When we set the threshold of our classifier to zero (blue outline), as seen in Table 1 from my last post, all gifts would get classified as "liked" regardless of the ground truth because all predicted probability values can cross this low threshold. Our TPR would be 1 because the model is not predicting "no," so we have zero false negatives. Our FPR would also be 1 because we would also have zero true negatives. Our model is simply not predicting "no" at all. In this case, we plot a point for our ROC curve at (1, 1). This point represents the extreme case of predicting all gifts as "liked." We are committing a Type I error.
Now let us look at the threshold value of one from Table 1 (green outline) from my last post. All gifts would get classified as "not liked" regardless of the ground truth because none of the predicted probability values could cross this high threshold. Our TPR would be 0 because the model is not predicting "yes," so we have zero true positives. Our FPR would also be 0 because we would also have zero false positives. Our model is simply not predicting "yes" at all. In this case, we plot a point for our ROC curve at (0, 0). This point represents the other extreme case of predicting all gifts as "not liked." We are committing a Type II error.
When we draw a straight line connecting these two extreme cases, the result would be a diagonal line, on which TPR and FPR have the same values. This result is represented by the teal dotted line in Figure 1. At any point on this line, the proportion of the correctly classified "liked" is the same as the proportion of the incorrectly classified "not liked" as FPR = TPR (x = y). This model may make random guesses as its prediction.
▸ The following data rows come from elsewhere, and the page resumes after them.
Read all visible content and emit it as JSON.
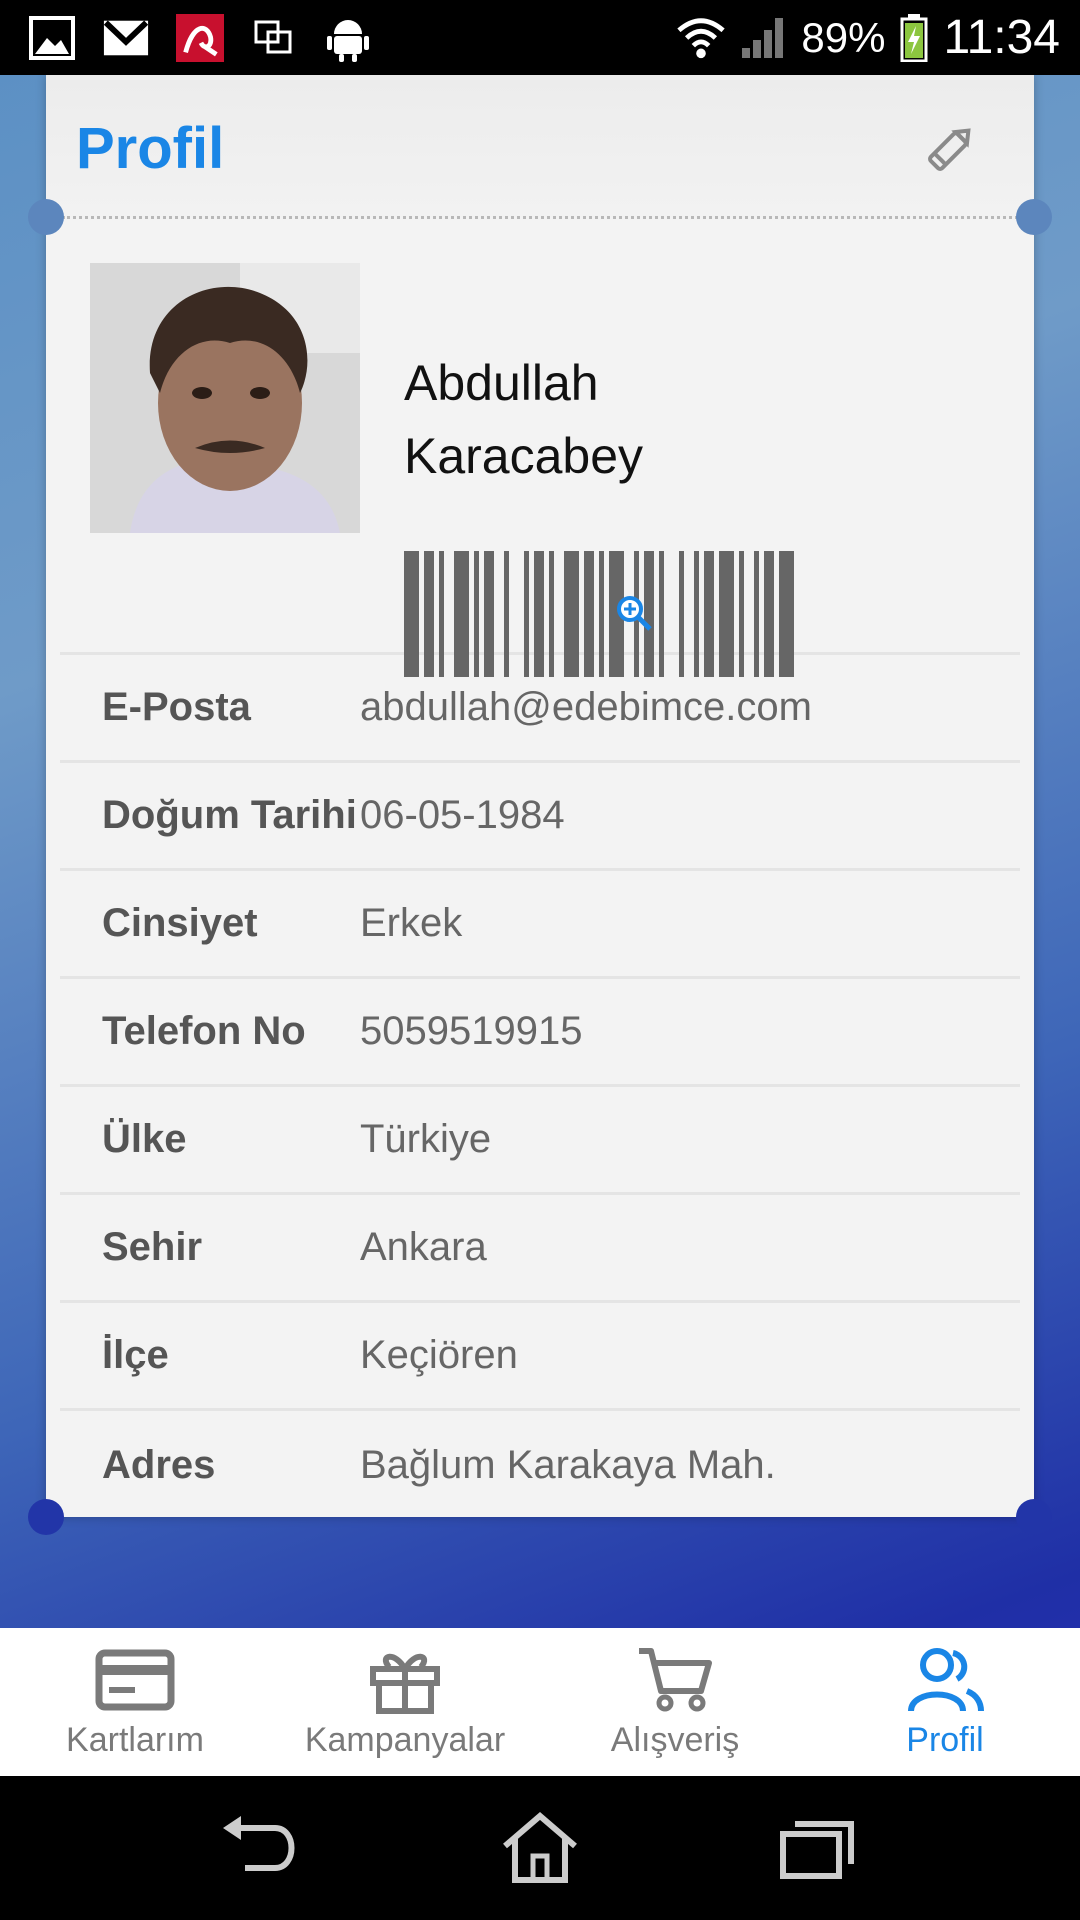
{
  "status_bar": {
    "battery_percent": "89%",
    "time": "11:34",
    "icons": [
      "gallery-icon",
      "gmail-icon",
      "avira-icon",
      "screen-mirror-icon",
      "android-icon",
      "wifi-icon",
      "signal-icon",
      "battery-charging-icon"
    ]
  },
  "header": {
    "title": "Profil",
    "edit_icon": "pencil-icon"
  },
  "profile": {
    "name": "Abdullah Karacabey",
    "avatar_icon": "user-photo",
    "barcode_icon": "barcode-icon",
    "zoom_icon": "zoom-in-icon"
  },
  "info_rows": [
    {
      "label": "E-Posta",
      "value": "abdullah@edebimce.com"
    },
    {
      "label": "Doğum Tarihi",
      "value": "06-05-1984"
    },
    {
      "label": "Cinsiyet",
      "value": "Erkek"
    },
    {
      "label": "Telefon No",
      "value": "5059519915"
    },
    {
      "label": "Ülke",
      "value": "Türkiye"
    },
    {
      "label": "Sehir",
      "value": "Ankara"
    },
    {
      "label": "İlçe",
      "value": "Keçiören"
    },
    {
      "label": "Adres",
      "value": "Bağlum Karakaya Mah."
    }
  ],
  "bottom_nav": [
    {
      "label": "Kartlarım",
      "icon": "card-icon",
      "active": false
    },
    {
      "label": "Kampanyalar",
      "icon": "gift-icon",
      "active": false
    },
    {
      "label": "Alışveriş",
      "icon": "cart-icon",
      "active": false
    },
    {
      "label": "Profil",
      "icon": "users-icon",
      "active": true
    }
  ],
  "colors": {
    "accent": "#1a86e6",
    "inactive": "#7a7a7a",
    "card_bg": "#f3f3f3"
  }
}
As we change our classifier's threshold values, we get new points to plot to represent different TPRs and FPRs. Once we are done, we can connect those points to form the ROC curve. The purple curve and the coral curve in Figure 1 are examples of ROC curves. The area under the curve (AUC) measures the ability of a classifier to distinguish between "yes" and "no." At its maximum, AUC would be a perfect square with an area of 1, which is the maximum possible value of TPR times the maximum possible value of FPR. This predictive AUC curve occurs when the classifier can perfectly distinguish between all the "yes" and "no." The AUC value for the teal dotted line from Figure 1 would be 0.5, and that may represent a model that is making random guesses.
Visually, the model performs well when the ROC curve hugs the top left corner of the plot. The AUC value for the coral curve in Figure 1 would be greater than the AUC value for the purple curve. We can easily see that the area under the coral curve is greater than the area under the purple curve. Intuitively, a curve-hugging the upper left corner of the plot represents the case that the model can achieve high TPR while keeping FPR low at the same time.
The advantage of the AUC value is that it considers all possible thresholds of our classifier, as various thresholds result in different true-positive and false-positive rates. The ROC curve is such a popular visualization tool that you may see it in many data science academic publications. So, it is important to understand how to implement and interpret the curve correctly. In python, check out the 'sklearn' library 'roc_curve' and 'roc_auc_score' modules. In R, check out the 'pROC' package. Happy coding!